Small groups of 4–6 should be fine given the straightforward booking situation at this €€€ traditional cuisine venue. For larger parties of 8 or more, check the venue's official channels to confirm seating arrangements before assuming availability. The Rue des Petites Écuries address puts it in a manageable part of the 10th, easy to reach for groups coming from across Paris.
Yes. The easy booking profile and traditional bistro format make it a low-friction solo option at €€€, without the performance pressure of a tasting-menu room.

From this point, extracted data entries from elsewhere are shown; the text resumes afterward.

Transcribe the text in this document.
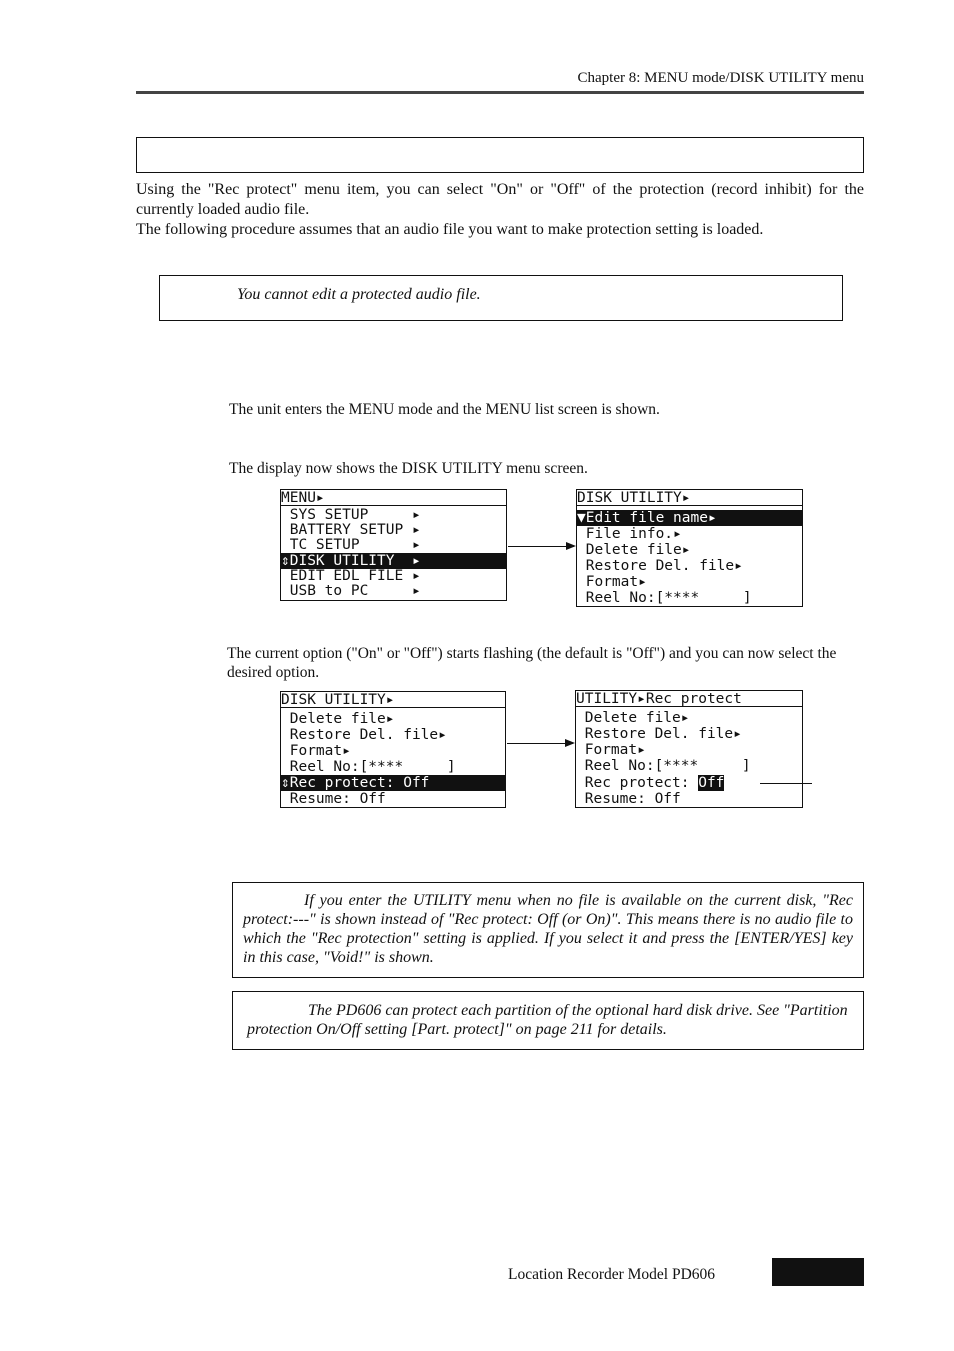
Chapter 8: MENU mode/DISK UTILITY menu
Using the "Rec protect" menu item, you can select "On" or "Off" of the protection (record inhibit) for the currently loaded audio file.
The following procedure assumes that an audio file you want to make protection setting is loaded.
You cannot edit a protected audio file.
The unit enters the MENU mode and the MENU list screen is shown.
The display now shows the DISK UTILITY menu screen.
MENU▸
SYS SETUP     ▸
BATTERY SETUP ▸
TC SETUP      ▸
⇕DISK UTILITY  ▸
EDIT EDL FILE ▸
USB to PC     ▸
DISK UTILITY▸
▼Edit file name▸
File info.▸
Delete file▸
Restore Del. file▸
Format▸
Reel No:[****     ]
The current option ("On" or "Off") starts flashing (the default is "Off") and you can now select the desired option.
DISK UTILITY▸
Delete file▸
Restore Del. file▸
Format▸
Reel No:[****     ]
⇕Rec protect: Off
Resume: Off
UTILITY▸Rec protect
Delete file▸
Restore Del. file▸
Format▸
Reel No:[****     ]
Rec protect: Off
Resume: Off
If you enter the UTILITY menu when no file is available on the current disk, "Rec protect:---" is shown instead of "Rec protect: Off (or On)". This means there is no audio file to which the "Rec protection" setting is applied. If you select it and press the [ENTER/YES] key in this case, "Void!" is shown.
The PD606 can protect each partition of the optional hard disk drive. See "Partition protection On/Off setting [Part. protect]" on page 211 for details.
Location Recorder Model PD606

If solo omakase or counter dining is what you want, that is a different category entirely — La Ferme du Pré fits the solo diner who wants a proper sit-down meal without planning 3 weeks out.
Bar seating is not confirmed in available venue data for La Ferme du Pré. For a Paris restaurant with walk-in bar dining built into the format, options like a traditional zinc-bar brasserie elsewhere in the 10th may serve that need more reliably. Worth calling ahead if bar seating is a priority for your visit.
No specific dietary accommodation policy is documented for La Ferme du Pré. At a Michelin Plate-recognised traditional French cuisine kitchen, the menu is likely to be produce-led and seasonally framed, which can limit flexibility for strict dietary needs. Flag any restrictions at the time of booking rather than on arrival.
La Ferme du Pré sits at €€€ with Michelin Plate recognition, which in Paris typically means neat, presentable dress without requiring formal attire. A collared shirt or equivalent is sensible; trainers and shorts would be underdressed. Think dinner-out in a respected neighbourhood restaurant, not black-tie.
Specific dish recommendations are not available for La Ferme du Pré. Given the traditional cuisine designation and two consecutive Michelin Plate awards (2024, 2025), the kitchen's strengths are likely in classic French preparations rather than contemporary or fusion formats. Ask the server what is best that day — traditional kitchens at this level tend to track seasonal availability closely.
Keep this venue in your Pearl passport, rate it after you visit, and track it alongside every other place you collect.